Demme monde
The Truth About Charlie is something styled
BY PETER KEOUGH
The Truth About Charlie. Directed by Jonathan Demme. Written by Jonathan Demme, Steve Schmidt, Peter
Joshua and Jessica Bendinger. With Thandie Newton, Mark Wahlberg, Tim Robbins,
Joong-Hoon Park, Lisa Gay Hamilton, Ted Levine, Simon Abkarian, Stephen
Dillane, Charles Aznavour, Agnès Varda, and Anna Karina. A Universal
Pictures release. At the Showcase cinemas.
The truth about filmmaking that Jonathan Demme probably learned in 1974 when he
made Caged Heat for Roger Corman is that it's supposed to be fun. He
forgot that truth with Beloved, which was no fun at all. With The
Truth About Charlie, he's having fun once again.
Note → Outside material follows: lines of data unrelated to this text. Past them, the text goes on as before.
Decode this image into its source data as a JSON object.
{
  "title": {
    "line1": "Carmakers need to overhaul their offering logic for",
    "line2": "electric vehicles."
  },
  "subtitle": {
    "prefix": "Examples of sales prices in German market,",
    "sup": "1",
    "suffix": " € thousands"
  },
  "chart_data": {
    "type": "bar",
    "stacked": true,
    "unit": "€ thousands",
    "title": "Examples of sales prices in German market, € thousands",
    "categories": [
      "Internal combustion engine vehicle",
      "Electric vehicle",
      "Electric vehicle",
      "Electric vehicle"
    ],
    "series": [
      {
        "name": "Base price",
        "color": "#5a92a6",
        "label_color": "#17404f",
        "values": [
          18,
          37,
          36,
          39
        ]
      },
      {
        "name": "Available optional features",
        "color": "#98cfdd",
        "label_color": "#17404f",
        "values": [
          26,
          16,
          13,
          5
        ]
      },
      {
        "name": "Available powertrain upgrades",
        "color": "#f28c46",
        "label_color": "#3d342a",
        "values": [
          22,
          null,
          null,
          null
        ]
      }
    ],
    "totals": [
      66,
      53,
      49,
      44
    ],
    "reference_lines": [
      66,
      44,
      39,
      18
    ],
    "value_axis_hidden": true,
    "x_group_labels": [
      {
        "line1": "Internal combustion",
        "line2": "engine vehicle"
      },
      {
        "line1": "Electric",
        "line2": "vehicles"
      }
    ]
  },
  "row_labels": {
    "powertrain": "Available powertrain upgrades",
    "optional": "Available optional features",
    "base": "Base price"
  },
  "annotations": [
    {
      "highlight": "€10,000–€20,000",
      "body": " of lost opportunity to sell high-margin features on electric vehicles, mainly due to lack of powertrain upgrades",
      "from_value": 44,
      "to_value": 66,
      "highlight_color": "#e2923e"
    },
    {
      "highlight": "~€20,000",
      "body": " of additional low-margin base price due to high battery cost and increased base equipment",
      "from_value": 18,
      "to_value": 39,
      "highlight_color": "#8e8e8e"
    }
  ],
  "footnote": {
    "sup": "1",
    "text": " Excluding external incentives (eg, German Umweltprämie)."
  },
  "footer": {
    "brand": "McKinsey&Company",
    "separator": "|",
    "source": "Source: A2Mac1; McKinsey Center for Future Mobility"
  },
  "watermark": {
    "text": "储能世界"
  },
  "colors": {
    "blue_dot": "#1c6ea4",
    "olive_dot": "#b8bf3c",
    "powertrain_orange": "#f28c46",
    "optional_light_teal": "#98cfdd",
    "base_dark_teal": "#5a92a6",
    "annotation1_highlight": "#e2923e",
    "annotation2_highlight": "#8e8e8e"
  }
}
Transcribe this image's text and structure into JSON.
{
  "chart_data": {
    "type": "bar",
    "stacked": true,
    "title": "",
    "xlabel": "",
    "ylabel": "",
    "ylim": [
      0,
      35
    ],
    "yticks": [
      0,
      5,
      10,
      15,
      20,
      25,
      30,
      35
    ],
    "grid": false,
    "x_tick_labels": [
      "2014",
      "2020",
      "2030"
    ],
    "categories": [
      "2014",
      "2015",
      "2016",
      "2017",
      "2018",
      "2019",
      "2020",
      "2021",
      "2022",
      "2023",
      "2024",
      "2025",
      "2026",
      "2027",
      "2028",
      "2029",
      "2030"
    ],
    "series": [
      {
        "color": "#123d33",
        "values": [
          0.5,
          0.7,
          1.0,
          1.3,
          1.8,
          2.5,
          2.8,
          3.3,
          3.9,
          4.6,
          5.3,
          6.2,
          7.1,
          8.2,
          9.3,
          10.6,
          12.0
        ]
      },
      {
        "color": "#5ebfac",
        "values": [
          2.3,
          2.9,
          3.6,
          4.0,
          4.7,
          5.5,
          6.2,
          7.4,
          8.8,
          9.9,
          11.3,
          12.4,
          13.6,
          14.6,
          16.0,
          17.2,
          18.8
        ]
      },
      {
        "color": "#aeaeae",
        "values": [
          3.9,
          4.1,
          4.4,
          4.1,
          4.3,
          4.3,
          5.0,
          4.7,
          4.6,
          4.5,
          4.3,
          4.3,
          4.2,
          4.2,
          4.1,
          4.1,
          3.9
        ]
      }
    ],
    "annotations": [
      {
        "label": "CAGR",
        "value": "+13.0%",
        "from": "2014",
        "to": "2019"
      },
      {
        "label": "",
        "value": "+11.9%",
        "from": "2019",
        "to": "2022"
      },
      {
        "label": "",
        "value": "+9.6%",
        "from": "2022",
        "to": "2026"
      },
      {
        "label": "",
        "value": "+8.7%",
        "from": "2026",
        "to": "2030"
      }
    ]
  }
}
Whether viewers will is another matter. Some might object to Demme's remaking
Stanley Donen's winsome, Hitchcockian Charade (1963) in the first place;
it's a classic of sorts, and a polished if cold paradigm of a Hollywood style
just about reaching its end. More will vent outrage at the casting -- maybe not
the delightful Thandie Newton in the Audrey Hepburn role, but Mark Wahlberg as
Cary Grant? And some will be annoyed by or indifferent to Demme's glorious
indulgence in it all as he transforms an old chestnut into a mirrored box of
allusions and illusions.
But the truth about The Truth About Charlie is that it's Demme's best
film since The Silence of the Lambs, and the most distinctively his own
work since Something Wild. Like the latter film, Truth is a
layered pyrotechnic display ignited by an incandescent female performance -- in
this case, Newton's, who makes a case for being the Audrey Hepburn of the new
millennium.
At its best, the film combines levity and weight, inspired fancifulness with
dense collage (in sound as well as image -- known for his sublime and eclectic
soundtracks, Demme here outdoes himself). For better and worse, the director
pillages his storehouse of cinematic and musical influences and infatuations,
following every whim of reference or reverence to the end. More than just a
reprise of a 1963 Hollywood movie, the film celebrates the 1963 Hollywood way
of making movies, but it also blends in ingredients from the then just-peaking
French New Wave to make a sometimes exquisite, sometimes sodden
soufflé.
Although the film is indelibly Demme's, the narrative remains more or less
faithful to the original. Charlie Lambert (Stephen Dillane) is dead almost
before the opening credits; after a swift tryst on a train, he makes an abrupt
exit. Estranged wife and now unwitting widow Regina Lambert (Newton) returns
from a trip to find her Paris apartment stripped bare and the police commandant
(Christine Boisson) at the door. Not only has her husband been murdered, but
his ill-gotten cache of $6 million has vanished as well.
That arouses the attention of a trio of multi-cultural thugs -- Il-Sang Li
(Joong-Hoon Park), a slick Korean, Lola Jansco (Lisa Gay Hamilton), an elfin
but lethal African-American, and Emil Zadapec (Ted Levine, conjuring Dennis
Hopper in Blue Velvet), a hypochondriacal wacko -- who menace her
obscurely. American Embassy official Mr. Bartholomew (Tim Robbins in a rough
impersonation of Walter Matthau) takes Regina for a ride, à la The
Third Man, on Paris's Millennial Wheel, and his debriefing only adds to the
confusion. But Joshua Peters (Wahlberg), the lumpish young fellow who always
shows up when Regina needs him the most, and who should be the first person she
suspects, is the only one whom, initially at any rate, she really trusts.
In Charade the trust is understandable; Grant's character is old
enough to be Hepburn's father, and he acts like it. Hepburn's pursuit of him
seems as much abuse of the elderly as it does vicarious incest. In
Truth, that erotic tension could be racial or, better yet, one of class
-- his lumpen crassness versus her ebullient refinement, her beauty and his
beast. On the screen, though, when they're together, not a lot is going on.
No, the real romantic pairing in Truth is Newton and the movie world of
Jonathan Demme. Like a latter-day Alice in a postmodern wonderland, she follows
his camera down sometimes blind alleys into shuttered market places where
Agnès Varda will loom as a minatory widow, or rooms in the Hotel
"Langlois" where Charles Aznavour will croon a ballad, or ballrooms where Anna
Karina will sing the tango that connects every character and stops the story
dead in its tracks. Newton emerges bewildered but still delightful. As for the
film, the last shot is of the grave of François Truffaut. If he's
rolling in it, it's probably with amusement.